I believe you have to take the good with the bad and usually, God sends me little reminders that I am not just surviving.
Friends will reach out and remind me how important I am.
Jman will bring me a candy bar.
I will hear a song on the radio that was my anthem during my fight.
My mom will call.
Life goes on.
I reread one of my favorite verses.
Here are some positive things I learned since I had cancer.
I’m less scared.
I enjoy cheesecake now.
I know family is important.
Vacations are important.
Being outside is important.
I don’t have to have any tests except blood tests once a year.
I have a roof over my head.
Jman is a wonderful husband(He was one before that too :))
I have a voice from God and I need to use it.
Prayer is powerful.
God gives and takes away. Its hard sometimes but his plan is perfect.

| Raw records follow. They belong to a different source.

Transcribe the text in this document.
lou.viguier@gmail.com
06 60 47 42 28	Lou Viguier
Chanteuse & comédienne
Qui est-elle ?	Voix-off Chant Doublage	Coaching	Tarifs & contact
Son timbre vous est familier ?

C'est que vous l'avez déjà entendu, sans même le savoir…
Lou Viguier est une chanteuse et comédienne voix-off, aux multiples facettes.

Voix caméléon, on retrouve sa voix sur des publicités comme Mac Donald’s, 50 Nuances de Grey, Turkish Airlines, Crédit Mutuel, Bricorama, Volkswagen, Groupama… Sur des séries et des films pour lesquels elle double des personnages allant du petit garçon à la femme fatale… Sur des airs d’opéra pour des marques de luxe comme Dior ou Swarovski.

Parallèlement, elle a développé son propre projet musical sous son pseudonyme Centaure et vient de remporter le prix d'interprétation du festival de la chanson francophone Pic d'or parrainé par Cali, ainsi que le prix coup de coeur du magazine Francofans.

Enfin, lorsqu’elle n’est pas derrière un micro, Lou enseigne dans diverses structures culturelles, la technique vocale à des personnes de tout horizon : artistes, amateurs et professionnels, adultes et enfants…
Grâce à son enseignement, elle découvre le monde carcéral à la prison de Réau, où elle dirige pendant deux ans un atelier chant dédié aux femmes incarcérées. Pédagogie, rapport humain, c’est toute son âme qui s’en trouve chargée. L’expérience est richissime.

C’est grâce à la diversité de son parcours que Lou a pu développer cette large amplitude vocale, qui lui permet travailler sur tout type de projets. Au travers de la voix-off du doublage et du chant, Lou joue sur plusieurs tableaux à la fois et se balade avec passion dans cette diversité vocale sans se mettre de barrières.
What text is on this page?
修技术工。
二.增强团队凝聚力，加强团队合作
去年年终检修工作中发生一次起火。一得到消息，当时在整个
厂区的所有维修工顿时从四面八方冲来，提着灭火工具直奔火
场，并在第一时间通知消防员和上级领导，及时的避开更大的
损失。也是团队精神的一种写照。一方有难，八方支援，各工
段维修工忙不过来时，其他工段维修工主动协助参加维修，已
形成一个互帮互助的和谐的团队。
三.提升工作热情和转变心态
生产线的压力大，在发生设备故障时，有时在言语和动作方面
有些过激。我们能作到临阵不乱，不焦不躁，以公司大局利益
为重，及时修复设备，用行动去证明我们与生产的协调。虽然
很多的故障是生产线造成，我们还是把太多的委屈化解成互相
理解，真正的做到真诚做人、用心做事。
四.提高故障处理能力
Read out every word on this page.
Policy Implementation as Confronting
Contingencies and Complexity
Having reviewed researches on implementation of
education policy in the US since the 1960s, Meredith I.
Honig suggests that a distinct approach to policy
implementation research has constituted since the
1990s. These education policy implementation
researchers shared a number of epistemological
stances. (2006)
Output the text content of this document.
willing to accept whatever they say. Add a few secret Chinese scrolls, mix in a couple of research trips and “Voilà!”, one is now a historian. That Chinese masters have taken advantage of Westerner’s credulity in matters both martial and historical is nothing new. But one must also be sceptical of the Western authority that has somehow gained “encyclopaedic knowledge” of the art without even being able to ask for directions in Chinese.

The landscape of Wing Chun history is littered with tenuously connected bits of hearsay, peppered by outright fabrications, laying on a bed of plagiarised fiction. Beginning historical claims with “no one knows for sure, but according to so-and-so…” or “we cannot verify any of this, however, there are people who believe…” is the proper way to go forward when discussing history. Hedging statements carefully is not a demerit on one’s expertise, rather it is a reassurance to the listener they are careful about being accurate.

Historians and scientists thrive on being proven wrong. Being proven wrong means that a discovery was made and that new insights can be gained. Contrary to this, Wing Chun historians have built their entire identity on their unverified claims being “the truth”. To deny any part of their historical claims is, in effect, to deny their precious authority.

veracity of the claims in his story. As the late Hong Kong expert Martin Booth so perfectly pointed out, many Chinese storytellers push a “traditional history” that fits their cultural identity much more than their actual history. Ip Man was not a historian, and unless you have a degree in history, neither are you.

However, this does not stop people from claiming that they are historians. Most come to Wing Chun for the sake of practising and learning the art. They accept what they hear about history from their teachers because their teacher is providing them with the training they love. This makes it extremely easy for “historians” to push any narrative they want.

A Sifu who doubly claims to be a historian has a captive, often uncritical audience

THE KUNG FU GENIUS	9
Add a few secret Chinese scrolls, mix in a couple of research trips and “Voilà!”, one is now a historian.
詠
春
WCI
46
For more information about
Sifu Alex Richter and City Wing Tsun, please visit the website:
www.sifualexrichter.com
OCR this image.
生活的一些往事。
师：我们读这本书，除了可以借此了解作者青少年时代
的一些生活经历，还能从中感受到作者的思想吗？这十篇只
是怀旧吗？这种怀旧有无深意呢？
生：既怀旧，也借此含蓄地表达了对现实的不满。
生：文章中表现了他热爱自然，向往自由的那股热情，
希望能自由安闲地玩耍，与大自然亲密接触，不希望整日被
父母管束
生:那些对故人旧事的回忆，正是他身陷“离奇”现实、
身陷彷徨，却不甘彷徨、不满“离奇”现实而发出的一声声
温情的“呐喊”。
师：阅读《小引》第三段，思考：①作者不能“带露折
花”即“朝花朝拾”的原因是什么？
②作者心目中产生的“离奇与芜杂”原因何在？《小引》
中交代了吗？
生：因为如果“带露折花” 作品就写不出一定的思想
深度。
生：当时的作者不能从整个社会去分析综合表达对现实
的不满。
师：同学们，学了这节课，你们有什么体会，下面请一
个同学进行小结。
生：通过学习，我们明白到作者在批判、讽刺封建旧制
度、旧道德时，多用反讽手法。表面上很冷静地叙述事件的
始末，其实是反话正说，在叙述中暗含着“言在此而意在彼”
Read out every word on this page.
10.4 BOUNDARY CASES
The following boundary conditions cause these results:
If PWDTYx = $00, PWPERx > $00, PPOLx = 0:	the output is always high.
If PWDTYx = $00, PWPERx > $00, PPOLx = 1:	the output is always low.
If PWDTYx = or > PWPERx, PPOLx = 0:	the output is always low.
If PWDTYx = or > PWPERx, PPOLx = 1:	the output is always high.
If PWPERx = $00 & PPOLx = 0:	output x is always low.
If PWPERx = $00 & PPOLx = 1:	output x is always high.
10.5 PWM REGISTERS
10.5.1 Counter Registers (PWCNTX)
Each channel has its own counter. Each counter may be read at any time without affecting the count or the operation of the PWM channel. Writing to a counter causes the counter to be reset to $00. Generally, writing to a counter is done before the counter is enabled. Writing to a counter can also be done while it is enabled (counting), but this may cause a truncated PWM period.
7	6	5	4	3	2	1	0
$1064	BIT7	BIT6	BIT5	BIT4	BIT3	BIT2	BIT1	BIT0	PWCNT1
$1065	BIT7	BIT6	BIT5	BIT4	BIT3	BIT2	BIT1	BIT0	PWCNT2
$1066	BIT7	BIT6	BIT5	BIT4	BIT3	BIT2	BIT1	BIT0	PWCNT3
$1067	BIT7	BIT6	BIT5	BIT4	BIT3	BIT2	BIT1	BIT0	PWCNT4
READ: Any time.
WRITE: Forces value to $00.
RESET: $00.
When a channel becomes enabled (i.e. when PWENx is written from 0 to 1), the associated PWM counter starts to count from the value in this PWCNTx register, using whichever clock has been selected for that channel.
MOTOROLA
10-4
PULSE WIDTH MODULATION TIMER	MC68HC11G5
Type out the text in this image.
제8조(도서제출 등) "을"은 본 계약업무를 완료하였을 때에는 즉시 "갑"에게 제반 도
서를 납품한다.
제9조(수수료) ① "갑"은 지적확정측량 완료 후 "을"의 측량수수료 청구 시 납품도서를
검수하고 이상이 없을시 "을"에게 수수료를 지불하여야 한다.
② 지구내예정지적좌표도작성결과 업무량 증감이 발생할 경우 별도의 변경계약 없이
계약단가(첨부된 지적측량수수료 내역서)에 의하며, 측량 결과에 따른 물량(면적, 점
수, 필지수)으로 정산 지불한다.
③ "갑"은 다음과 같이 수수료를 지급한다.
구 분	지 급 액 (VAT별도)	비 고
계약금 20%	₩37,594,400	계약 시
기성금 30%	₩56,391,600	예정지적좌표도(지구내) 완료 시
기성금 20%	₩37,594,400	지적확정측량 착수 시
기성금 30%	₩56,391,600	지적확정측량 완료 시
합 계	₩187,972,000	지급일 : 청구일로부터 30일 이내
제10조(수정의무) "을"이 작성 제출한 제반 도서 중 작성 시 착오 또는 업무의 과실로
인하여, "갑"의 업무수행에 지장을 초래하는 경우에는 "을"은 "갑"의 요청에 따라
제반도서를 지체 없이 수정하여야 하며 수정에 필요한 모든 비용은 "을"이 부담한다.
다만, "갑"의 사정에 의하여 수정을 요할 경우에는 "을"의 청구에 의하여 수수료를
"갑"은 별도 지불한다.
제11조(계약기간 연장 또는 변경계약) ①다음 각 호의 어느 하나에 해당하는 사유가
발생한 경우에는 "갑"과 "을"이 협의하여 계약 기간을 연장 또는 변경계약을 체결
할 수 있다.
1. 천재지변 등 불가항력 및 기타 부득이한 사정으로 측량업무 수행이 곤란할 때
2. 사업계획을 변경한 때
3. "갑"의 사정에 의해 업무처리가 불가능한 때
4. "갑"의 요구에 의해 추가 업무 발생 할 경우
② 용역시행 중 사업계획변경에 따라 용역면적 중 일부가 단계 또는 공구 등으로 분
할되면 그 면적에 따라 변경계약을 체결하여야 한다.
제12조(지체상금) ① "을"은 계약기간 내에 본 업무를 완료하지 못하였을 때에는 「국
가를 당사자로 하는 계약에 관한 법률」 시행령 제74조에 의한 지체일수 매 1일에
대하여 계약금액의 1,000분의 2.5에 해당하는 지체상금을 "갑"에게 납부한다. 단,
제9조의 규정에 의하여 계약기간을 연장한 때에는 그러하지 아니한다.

Friendships are more than 5-minute check-ins. They take work and sometimes require loss. Being busy is not an excuse for friendship.
Beauty can be found everywhere.
Cancer changed my life but doesn’t define my life.
Just walking with someone is enough.
Bad days happen but they will be outnumbered by the good days.
Do you have bad days? Do you have good days? What are your ways of dealing with the bad days?
My brothers and sisters, you will face all kinds of trouble. When you do, think of it as pure joy. 3 Your faith will be tested. You know that when this happens it will produce in you the strength to continue. 4 And you must allow this strength to finish its work. Then you will be all you should be. You will have everything you need. 5 If any of you needs wisdom, you should ask God for it. He will give it to you. God gives freely to everyone and doesn’t find fault. 6 But when you ask, you must believe. You must not doubt. That’s because a person who doubts is like a wave of the sea. The wind blows and tosses them around.